Iwamiya and colleagues worked with human fetal CFs. They investigated the characteristics of CFs by high-throughput cell profiling for the co-expression of CD90 (fibroblast marker) and various heart lineage cell markers to reveal their heterogeneity. Almost all markers examined were expressed in a unimodal way, except for one marker called VCAM1 (‘vascular cell adhesion molecule 1’), which was expressed with a bimodal distribution, meaning that the CFs consisted of at least two distinct populations with different properties (Fig 1).

The scientists then studied whether the CFs expressing or not VCAM1 had different effects on cardiac function.

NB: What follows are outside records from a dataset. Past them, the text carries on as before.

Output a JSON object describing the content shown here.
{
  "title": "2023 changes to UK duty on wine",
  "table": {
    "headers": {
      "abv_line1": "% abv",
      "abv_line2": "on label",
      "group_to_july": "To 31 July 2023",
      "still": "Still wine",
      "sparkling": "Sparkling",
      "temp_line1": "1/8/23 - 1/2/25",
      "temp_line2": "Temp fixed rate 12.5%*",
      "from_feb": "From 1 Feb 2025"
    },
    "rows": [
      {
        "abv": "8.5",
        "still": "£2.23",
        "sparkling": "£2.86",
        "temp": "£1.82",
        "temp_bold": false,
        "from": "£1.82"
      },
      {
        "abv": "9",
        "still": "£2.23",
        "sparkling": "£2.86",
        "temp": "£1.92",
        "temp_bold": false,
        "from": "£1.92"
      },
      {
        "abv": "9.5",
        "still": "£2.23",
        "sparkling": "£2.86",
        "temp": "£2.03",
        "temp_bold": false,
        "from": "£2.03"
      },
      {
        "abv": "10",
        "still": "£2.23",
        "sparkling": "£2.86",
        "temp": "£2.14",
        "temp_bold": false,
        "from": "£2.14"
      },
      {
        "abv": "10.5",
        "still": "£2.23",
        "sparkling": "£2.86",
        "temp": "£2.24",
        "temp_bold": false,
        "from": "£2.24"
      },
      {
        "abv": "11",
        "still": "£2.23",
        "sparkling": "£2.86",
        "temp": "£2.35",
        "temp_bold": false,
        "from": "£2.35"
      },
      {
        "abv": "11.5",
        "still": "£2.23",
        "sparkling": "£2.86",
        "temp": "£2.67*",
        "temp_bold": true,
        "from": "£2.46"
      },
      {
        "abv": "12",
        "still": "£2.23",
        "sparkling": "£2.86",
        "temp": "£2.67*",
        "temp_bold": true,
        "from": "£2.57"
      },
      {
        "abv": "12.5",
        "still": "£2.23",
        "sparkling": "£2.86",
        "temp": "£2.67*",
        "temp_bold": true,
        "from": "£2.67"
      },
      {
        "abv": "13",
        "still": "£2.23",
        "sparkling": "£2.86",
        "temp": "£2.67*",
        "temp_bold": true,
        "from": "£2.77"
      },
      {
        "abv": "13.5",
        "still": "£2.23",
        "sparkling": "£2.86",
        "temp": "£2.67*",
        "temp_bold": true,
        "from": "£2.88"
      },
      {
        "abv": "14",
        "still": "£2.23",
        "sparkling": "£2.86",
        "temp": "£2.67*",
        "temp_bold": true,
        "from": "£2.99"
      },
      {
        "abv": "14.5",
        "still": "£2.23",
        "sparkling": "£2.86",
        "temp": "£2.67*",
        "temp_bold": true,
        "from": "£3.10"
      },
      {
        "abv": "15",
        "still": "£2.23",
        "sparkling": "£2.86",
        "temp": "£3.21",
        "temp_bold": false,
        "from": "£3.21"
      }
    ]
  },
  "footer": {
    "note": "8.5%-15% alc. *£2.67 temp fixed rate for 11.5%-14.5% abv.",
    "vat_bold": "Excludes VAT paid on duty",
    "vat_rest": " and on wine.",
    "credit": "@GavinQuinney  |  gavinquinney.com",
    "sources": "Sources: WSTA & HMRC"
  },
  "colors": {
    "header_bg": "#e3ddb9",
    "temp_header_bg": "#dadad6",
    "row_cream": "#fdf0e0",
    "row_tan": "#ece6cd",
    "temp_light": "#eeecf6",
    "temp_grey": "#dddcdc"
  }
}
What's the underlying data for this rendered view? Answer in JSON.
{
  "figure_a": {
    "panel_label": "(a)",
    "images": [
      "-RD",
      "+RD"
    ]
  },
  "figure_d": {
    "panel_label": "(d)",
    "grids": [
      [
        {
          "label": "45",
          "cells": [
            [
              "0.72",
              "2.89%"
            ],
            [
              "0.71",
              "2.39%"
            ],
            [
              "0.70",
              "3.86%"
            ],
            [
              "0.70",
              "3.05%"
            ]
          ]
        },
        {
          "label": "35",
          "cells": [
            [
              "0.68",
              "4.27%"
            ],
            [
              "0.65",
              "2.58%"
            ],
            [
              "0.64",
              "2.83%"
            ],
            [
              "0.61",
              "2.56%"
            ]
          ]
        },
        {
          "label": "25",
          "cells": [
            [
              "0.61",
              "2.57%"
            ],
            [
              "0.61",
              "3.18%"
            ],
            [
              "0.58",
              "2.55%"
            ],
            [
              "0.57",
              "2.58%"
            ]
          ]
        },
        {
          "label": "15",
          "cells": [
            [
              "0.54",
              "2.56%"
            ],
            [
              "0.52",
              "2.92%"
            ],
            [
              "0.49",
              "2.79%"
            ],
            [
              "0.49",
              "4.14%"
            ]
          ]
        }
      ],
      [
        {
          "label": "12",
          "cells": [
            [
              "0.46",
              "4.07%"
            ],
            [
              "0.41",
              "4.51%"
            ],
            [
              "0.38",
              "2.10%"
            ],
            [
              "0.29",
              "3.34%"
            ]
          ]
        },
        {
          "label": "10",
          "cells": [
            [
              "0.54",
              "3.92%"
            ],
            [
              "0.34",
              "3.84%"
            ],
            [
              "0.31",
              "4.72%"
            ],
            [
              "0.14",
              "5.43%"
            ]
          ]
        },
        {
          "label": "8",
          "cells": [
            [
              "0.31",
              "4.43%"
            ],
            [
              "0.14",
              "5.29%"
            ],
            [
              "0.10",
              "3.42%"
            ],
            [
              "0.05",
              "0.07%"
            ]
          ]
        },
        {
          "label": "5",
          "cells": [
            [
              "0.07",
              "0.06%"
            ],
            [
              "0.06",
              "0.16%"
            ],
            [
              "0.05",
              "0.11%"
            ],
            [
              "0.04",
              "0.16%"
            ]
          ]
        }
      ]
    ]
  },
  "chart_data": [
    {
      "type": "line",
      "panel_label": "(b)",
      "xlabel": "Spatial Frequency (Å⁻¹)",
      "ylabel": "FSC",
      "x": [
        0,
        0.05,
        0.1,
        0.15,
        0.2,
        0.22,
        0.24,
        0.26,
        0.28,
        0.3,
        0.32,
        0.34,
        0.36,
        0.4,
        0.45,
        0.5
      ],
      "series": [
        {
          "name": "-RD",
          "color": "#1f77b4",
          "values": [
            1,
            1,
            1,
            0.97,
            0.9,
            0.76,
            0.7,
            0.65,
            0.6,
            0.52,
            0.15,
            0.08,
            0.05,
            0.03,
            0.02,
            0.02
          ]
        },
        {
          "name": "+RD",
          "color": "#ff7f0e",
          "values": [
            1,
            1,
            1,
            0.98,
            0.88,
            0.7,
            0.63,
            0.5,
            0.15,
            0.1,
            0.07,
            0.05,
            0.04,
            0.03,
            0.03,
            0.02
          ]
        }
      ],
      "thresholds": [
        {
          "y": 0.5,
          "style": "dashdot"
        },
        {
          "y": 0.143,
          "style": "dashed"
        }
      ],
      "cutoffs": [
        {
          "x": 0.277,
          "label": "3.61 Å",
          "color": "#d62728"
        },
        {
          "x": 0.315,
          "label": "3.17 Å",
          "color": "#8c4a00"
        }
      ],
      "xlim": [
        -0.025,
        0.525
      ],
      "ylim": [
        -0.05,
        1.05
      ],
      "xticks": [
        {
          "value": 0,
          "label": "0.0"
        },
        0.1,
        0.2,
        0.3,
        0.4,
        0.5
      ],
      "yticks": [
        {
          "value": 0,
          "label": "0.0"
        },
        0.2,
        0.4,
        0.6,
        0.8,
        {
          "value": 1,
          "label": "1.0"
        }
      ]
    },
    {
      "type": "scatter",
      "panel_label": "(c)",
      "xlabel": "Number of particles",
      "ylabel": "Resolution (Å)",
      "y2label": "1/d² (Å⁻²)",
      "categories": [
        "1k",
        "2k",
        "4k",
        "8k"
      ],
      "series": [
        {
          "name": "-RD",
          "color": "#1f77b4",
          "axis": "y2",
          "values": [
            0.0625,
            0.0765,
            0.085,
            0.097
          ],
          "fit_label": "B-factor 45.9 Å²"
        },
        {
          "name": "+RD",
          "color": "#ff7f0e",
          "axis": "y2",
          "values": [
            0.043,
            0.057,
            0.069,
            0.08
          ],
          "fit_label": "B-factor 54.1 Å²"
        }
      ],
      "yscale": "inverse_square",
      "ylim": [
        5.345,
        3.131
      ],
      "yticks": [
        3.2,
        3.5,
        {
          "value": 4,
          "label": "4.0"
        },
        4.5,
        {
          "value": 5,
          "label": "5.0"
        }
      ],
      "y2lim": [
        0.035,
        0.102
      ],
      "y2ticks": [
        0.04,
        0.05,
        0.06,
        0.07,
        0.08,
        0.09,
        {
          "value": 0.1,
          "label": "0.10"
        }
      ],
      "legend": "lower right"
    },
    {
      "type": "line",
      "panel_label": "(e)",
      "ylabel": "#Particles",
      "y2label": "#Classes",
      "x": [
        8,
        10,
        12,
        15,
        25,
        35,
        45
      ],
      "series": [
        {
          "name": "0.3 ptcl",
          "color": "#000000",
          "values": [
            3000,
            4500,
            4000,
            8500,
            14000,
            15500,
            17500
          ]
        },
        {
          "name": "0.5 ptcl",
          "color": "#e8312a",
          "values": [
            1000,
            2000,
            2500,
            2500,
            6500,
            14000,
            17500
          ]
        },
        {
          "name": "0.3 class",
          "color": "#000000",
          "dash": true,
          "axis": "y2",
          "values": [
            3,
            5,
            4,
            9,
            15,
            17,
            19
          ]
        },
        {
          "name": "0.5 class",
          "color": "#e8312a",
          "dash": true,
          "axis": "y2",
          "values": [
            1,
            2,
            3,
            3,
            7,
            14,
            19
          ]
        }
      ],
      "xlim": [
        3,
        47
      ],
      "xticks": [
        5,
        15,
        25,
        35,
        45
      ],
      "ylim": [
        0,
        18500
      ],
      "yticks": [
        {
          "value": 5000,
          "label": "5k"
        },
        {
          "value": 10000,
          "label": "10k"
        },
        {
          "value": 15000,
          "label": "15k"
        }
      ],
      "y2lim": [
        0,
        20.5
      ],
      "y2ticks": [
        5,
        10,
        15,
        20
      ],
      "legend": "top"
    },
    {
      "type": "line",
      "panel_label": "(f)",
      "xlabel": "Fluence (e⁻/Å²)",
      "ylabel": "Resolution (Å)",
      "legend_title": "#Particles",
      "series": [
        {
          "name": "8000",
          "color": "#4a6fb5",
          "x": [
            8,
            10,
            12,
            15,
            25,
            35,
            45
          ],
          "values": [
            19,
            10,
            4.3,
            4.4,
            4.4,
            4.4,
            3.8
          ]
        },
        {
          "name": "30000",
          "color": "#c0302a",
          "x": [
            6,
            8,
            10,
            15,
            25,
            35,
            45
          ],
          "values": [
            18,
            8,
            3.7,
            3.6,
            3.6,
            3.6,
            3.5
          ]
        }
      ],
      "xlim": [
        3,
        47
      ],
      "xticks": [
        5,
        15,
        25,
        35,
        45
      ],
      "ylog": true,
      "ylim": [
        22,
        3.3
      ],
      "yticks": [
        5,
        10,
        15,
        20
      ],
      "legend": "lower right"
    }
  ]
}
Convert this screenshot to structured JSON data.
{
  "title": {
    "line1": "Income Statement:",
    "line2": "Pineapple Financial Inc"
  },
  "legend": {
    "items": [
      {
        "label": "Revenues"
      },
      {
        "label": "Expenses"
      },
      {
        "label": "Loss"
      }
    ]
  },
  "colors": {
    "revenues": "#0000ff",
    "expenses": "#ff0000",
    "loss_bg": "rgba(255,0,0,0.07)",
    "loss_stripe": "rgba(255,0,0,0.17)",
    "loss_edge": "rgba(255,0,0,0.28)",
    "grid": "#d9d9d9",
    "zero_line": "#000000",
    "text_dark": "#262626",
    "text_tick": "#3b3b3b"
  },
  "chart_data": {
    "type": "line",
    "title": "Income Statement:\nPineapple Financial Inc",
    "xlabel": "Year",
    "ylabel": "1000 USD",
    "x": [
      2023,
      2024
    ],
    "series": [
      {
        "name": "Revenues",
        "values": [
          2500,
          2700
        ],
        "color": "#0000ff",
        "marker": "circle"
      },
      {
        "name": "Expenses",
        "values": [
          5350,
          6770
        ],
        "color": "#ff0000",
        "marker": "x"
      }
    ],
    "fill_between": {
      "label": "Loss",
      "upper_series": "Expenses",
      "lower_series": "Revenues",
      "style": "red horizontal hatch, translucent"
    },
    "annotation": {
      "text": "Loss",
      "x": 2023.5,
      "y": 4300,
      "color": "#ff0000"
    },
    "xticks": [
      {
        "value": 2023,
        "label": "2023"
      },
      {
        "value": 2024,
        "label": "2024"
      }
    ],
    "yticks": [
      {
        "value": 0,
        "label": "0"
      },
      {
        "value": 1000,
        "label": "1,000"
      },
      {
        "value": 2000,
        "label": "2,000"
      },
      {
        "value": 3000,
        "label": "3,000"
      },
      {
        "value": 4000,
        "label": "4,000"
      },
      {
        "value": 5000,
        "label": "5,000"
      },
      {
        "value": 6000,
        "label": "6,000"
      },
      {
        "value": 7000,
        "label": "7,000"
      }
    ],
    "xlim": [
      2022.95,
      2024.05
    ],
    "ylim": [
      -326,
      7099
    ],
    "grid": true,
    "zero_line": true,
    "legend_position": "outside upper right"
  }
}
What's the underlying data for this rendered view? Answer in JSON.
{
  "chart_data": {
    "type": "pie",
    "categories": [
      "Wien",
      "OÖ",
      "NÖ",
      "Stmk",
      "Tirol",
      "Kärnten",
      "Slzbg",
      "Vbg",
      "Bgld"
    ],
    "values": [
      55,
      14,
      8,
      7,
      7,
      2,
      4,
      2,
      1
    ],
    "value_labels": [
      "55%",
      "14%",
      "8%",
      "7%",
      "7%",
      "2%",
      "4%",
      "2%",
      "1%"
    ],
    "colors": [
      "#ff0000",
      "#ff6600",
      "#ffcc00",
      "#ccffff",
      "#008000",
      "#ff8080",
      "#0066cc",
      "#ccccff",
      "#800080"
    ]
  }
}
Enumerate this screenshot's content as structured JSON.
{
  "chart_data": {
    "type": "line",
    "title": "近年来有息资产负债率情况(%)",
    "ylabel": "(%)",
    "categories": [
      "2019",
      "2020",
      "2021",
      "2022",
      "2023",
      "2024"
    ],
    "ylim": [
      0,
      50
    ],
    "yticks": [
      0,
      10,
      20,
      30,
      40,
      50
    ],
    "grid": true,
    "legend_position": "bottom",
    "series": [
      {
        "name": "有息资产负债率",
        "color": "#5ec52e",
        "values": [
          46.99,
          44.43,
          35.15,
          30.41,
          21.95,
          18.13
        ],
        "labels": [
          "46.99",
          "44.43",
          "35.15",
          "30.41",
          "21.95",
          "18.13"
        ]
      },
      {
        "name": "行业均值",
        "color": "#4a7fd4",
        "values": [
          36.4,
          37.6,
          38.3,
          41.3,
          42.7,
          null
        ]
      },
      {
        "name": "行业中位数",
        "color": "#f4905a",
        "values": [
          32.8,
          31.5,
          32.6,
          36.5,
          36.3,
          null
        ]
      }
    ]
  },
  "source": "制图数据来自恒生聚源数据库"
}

By bioinformatics analysis, they first found that VCAM1-positive CFs (VCFs) expressed numerous genes related to angiogenesis (the formation of new blood vessels from existing vessels) and lymphangiogenesis (the similar formation of new lymph vessels, lymph being the liquid circulating through tissue). Conversely, many of the genes expressed at higher levels in VCAM1-negative CFs (VNCFs) were linked to fibrotic tissue formation. Then, they observed the VCF’s ability of endothelial or lymphatic endothelial vascular network formation. Lymphatic vascular formation assays showed significant stimulation of cardiac lymphatic cell network complexity, induced by VCFs compared to VNCFs. Recent studies have suggested that lymphangiogenesis improves cardiac function and repair by draining accumulated fluids and maintaining the physiological interstitial fluid equilibrium. They hypothesized that VCFs may restore cardiac function in heart failure following myocardial infarction by enhancing lymphatic vessel formation.

Comparing the VCF-treated with the placebo-treated rats (vehicle control), Iwamiya and colleagues noted that the heart systolic function and mechanical properties of ventricular walls were substantially increased in the former. By examining the hearts after 18 weeks of treatment, the scientists concluded that very likely, VCFs can restore cardiac function after heart failure particularly because they recruit lymphatic endothelial cells to the infarcts.

The current findings are highly encouraging. Citing Iwamiya and colleagues: “These results demonstrate that a specific population of cultured human fetal heart-derived fibroblasts expressing VCAM1 has a role in lymphangiogenesis, and that a treatment with VCFs restores cardiac contractile functions on heart failure following myocardial infarction …” and “ … understanding the molecular mechanism mediating lymphangiogenesis may provide new insights in cardiac development and pathogenesis, and lead to new options in the field of heart regeneration.”

Reference

Takahiro Iwamiya, Bertrand-David Segard, Yuimi Matsuoka, and Tomomi Imamura, Human cardiac fibroblasts expressing VCAM1 improve heart function in postinfarct heart failure rat models by stimulating lymphangiogenesis.

PLoS ONE 15(9): e0237810 (2020)
https://doi.org/10.1371/journal.pone.0237810

Figure: 1

Caption: The co-expression of CD90 and various heart lineage cell markers in cardiac fibroblasts, showing the bimodal distribution for the VCAM1 marker.